Now, let’s be real. I’m no scientist. I just know how I feel, and this information validates that the bond that exists between a mother and her child simply does not end the moment that the child dies. If the cells of the child are a part of the mother’s heart and brain, even in her bones, well then it stands to reason that the connection continues to exist. I’ve felt that anyway, because of the emotional attachment that Colton and I shared, and continue to share. This just validates that the physical attachment continues to exist as well.

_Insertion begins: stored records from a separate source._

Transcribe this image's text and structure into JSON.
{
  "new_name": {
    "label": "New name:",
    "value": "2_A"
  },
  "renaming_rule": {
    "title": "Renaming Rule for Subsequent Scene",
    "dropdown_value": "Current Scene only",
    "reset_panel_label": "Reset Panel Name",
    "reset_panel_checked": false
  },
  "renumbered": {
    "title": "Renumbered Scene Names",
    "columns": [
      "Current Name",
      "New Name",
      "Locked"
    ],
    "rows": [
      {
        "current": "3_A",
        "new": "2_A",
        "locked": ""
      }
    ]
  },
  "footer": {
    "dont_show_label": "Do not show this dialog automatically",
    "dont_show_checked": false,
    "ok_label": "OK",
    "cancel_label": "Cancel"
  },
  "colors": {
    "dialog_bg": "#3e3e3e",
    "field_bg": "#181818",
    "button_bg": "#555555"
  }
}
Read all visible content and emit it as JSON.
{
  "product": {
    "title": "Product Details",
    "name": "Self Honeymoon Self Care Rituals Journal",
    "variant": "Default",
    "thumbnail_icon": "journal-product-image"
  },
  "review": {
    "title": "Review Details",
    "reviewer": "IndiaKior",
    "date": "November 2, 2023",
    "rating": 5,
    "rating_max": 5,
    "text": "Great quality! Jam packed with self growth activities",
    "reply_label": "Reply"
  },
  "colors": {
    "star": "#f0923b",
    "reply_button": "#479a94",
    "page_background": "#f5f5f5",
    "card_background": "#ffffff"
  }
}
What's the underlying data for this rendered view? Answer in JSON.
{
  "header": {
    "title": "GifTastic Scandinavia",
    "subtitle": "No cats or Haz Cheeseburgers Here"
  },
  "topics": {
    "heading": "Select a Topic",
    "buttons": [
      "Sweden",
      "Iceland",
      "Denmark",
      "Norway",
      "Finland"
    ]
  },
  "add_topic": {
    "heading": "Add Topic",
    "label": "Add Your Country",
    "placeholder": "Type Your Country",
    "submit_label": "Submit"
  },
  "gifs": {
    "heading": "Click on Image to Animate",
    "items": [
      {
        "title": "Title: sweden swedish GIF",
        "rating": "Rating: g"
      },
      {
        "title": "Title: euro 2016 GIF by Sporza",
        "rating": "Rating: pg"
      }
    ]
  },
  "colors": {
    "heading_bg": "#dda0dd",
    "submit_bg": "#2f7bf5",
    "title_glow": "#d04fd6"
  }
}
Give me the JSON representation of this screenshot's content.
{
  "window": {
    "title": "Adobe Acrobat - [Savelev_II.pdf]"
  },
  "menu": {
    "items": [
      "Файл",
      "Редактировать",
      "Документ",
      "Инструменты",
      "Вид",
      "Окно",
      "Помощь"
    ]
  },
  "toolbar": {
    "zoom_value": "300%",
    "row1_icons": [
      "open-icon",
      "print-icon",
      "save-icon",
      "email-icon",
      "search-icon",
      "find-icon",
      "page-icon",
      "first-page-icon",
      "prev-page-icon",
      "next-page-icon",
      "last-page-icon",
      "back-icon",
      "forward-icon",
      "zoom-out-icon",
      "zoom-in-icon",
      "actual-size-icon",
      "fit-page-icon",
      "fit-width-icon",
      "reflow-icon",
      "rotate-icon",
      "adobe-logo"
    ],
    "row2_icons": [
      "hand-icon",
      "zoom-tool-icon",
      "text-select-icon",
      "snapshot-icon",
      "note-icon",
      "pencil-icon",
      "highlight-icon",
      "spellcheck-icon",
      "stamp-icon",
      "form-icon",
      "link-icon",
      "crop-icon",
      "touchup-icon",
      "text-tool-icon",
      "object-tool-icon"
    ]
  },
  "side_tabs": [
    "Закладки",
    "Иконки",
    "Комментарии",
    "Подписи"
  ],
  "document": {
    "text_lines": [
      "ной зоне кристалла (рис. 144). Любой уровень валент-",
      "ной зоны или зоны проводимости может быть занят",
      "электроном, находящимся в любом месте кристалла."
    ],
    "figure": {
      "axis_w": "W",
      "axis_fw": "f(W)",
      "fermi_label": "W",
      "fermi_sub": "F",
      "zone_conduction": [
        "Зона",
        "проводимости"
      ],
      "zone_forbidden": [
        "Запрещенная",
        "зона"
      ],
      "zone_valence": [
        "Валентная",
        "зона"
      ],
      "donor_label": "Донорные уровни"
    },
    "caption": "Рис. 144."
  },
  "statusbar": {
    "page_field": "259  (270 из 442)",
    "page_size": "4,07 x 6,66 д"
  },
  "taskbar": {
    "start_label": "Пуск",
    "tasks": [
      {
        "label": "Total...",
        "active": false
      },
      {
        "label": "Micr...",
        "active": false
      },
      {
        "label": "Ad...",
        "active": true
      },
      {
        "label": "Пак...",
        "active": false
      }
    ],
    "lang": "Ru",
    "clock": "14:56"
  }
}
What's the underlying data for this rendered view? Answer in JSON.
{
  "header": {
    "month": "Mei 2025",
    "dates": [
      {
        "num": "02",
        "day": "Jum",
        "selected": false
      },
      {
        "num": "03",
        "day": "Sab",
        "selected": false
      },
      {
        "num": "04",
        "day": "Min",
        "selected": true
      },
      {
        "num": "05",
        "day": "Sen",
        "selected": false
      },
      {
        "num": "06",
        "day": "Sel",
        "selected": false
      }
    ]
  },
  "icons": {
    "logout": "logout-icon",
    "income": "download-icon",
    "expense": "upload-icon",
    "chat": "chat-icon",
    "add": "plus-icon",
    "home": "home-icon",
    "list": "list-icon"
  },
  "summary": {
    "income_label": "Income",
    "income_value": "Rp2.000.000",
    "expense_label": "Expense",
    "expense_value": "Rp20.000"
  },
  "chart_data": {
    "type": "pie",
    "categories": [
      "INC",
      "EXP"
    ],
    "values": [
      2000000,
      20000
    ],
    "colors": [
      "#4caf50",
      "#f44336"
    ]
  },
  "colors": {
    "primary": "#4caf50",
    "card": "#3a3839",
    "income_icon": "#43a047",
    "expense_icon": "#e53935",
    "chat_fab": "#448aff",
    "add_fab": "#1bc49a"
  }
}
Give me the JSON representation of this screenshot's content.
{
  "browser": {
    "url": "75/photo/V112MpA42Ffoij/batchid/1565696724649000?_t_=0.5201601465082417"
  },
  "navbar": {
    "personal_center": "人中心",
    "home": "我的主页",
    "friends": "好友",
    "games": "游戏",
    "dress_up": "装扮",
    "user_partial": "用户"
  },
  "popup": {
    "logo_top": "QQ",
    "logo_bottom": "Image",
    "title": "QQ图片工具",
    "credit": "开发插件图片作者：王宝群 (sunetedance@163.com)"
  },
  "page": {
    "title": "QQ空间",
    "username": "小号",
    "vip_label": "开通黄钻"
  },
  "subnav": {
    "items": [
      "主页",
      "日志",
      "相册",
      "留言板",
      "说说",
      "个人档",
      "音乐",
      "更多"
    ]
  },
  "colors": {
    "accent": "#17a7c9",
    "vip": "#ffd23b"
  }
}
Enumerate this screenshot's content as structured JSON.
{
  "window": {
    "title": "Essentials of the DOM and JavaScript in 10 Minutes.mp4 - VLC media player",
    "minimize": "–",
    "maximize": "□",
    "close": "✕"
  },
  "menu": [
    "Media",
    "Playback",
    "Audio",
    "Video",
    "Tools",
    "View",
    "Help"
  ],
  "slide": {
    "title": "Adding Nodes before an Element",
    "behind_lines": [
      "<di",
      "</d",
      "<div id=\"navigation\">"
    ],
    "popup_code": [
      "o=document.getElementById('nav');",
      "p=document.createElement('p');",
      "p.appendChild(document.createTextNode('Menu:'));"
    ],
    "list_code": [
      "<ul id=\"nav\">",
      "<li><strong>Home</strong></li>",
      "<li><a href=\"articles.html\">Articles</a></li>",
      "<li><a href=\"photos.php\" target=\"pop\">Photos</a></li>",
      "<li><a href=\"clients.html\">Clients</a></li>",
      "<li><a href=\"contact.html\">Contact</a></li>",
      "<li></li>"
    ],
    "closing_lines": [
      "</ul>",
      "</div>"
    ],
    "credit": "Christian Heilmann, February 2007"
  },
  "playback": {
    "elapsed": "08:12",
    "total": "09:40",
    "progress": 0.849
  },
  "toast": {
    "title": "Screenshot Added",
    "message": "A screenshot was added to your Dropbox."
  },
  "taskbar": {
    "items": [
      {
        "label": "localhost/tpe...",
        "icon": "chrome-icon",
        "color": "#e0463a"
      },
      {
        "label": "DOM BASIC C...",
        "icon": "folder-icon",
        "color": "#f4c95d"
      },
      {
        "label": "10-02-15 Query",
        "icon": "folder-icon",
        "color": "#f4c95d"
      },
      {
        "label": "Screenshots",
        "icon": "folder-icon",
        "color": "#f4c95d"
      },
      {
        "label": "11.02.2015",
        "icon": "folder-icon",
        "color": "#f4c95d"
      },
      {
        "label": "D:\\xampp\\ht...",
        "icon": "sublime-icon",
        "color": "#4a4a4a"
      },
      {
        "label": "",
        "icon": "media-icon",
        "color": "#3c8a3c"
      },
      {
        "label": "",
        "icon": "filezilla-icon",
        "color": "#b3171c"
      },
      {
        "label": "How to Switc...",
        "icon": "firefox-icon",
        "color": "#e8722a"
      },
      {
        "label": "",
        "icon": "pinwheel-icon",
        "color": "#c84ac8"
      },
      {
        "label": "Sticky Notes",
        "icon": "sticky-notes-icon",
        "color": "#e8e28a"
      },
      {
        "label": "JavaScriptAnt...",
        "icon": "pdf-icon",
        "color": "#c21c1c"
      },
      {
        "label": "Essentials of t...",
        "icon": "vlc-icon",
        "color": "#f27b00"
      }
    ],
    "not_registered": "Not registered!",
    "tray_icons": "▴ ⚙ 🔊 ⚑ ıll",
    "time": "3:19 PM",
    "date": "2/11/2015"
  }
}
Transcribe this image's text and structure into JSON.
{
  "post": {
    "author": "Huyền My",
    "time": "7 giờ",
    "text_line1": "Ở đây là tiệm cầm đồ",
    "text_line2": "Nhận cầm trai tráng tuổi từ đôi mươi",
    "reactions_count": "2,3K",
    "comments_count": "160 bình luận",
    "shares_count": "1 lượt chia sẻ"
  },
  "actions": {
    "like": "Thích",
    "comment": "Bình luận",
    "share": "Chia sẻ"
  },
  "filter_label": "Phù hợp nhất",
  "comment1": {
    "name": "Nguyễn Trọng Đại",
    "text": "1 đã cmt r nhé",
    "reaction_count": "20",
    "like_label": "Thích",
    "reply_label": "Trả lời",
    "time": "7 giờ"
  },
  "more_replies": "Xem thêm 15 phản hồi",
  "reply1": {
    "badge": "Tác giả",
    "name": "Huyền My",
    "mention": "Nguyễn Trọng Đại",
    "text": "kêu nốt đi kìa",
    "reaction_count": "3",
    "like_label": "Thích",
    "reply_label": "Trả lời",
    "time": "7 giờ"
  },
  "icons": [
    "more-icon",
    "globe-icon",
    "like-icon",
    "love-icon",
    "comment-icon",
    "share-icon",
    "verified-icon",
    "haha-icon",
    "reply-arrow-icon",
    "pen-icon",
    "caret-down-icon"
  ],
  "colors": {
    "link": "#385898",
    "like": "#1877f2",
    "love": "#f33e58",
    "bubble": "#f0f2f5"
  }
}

My hope is that this will bring comfort to you, the will to carry on and to take those precious cells of your child with you on your journey.

My View

I stand and stare at the ocean view

I say your name to hear the sound

It may seem like a strange thing to do

But I feel that you’re still around

All I think and what I feel

Is it real or just an illusion?

Hope and Despair live together there

In a Gemini world of confusion

Does time mean anything where you are?

Or is it now here just for me

When our thoughts are the same like they used to be

Is it just here in my eternity?

I cry when I miss you, then I smile because you know

Maybe time only passes as the tides ebb and flow

When my thoughts turn to beauty and I notice the time

The repeating numbers I see, are they really a sign?

Are the shivers up my arms

A chilly hug from you

While I ask you a question and look at my view?